Richard Taubo wrote:
> Greg Wooledge wrote:
> > Richard Taubo wrote:
> >> I am running the following command in the terminal logged in as root (not 
> >> via a script):
> >>    [#] $(find / -user myuser)      # This is a part of a little larger 
> >> script

Is that "[#]" your prompt?  It is hard to tell.  If so are you
actually running the subshell and then running the result of the
subshell?  That doesn't make any sense.

> I made the error of thinking that the subshell would return the
> result directly to the main shell, so I was confusing the lack of
> returned feedback with that the subshell was not run as root.  I saw
> that error messages came from the subshell, but not the result of
> the command itself, and was taken for a spin . . .
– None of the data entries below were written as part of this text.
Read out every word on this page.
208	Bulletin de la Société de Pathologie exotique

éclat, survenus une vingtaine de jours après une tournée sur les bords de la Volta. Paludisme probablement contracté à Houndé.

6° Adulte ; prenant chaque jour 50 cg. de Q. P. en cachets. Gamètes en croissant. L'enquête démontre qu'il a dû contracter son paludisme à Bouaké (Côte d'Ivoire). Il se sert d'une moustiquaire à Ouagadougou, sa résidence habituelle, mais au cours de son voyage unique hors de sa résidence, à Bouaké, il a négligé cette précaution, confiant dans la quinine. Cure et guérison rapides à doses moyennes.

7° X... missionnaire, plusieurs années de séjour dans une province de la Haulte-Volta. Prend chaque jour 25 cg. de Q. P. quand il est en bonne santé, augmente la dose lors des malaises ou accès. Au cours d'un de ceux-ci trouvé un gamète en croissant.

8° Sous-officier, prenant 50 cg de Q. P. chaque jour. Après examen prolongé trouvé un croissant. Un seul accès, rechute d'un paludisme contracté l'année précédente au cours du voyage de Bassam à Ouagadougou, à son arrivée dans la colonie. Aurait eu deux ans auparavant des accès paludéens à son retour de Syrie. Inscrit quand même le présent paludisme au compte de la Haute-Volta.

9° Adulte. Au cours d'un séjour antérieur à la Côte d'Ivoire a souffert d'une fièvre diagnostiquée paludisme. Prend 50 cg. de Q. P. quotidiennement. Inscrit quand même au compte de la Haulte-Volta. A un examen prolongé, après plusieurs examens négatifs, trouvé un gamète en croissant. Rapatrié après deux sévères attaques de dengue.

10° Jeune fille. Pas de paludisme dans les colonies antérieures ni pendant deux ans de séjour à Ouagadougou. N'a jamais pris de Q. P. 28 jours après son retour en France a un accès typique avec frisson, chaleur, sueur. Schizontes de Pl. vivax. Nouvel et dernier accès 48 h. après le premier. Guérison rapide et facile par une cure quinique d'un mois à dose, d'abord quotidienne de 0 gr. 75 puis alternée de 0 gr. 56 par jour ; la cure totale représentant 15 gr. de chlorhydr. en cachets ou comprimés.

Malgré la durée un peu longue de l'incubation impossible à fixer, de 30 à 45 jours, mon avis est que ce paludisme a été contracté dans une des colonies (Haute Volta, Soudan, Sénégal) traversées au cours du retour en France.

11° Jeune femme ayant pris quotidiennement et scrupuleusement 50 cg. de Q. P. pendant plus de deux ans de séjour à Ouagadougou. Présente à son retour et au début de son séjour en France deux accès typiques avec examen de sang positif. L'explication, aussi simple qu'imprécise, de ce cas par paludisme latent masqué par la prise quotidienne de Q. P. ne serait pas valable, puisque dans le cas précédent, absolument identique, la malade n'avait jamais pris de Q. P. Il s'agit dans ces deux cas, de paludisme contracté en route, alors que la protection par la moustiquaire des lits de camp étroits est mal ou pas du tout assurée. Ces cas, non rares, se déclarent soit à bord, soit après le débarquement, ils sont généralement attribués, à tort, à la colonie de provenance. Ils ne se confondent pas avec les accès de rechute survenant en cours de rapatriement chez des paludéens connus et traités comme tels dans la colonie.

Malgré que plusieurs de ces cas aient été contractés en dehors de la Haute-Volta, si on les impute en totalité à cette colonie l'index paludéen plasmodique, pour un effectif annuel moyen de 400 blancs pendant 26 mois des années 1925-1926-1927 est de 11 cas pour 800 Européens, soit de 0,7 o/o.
When you use $(...) it runs the command and replaces the output on the
command line and runs the result.  So the result is data dependent.
And could be dangerous!  If the first command found is "rm" then it
would run rm with the rest of the arguments.  But that would be
unlucky.  Probably it will run some other command and fail.  If the
first file is "." then it will try to source the first file.

  $ mkdir /tmp/test
  $ cd /tmp/test
  $ date > foo
  $ date > bar
  $ find . -print
  .
  ./bar
  ./foo
  $ cat foo
  Sun Feb  2 23:58:40 MST 2014
  $ $(find . -print)
  bash: Sun: command not found

But it might not say anything at all.

  $ echo echo foo > foo
  $ cat foo
  echo foo

And therefore:

  $ $(find . -print)
  foo

That is because 

  $ echo $(find . -print)
  . ./bar ./foo

And it will source ./bar which just contains "echo foo" which it does
and therefore no error.

Using $(...) is really just for assigning to variable or for placement
on the commandline.

> I see that if the subshell is set to a variable I can return 
> the feedback to the main shell — are there other ways to return such
> feedback to the main shell?

Huh?  What you are saying makes no sense to me.  What are you saying?
Returning feedback?  Simply run the command.  The output will be
printed.  Why are you using $(...) there?

Bob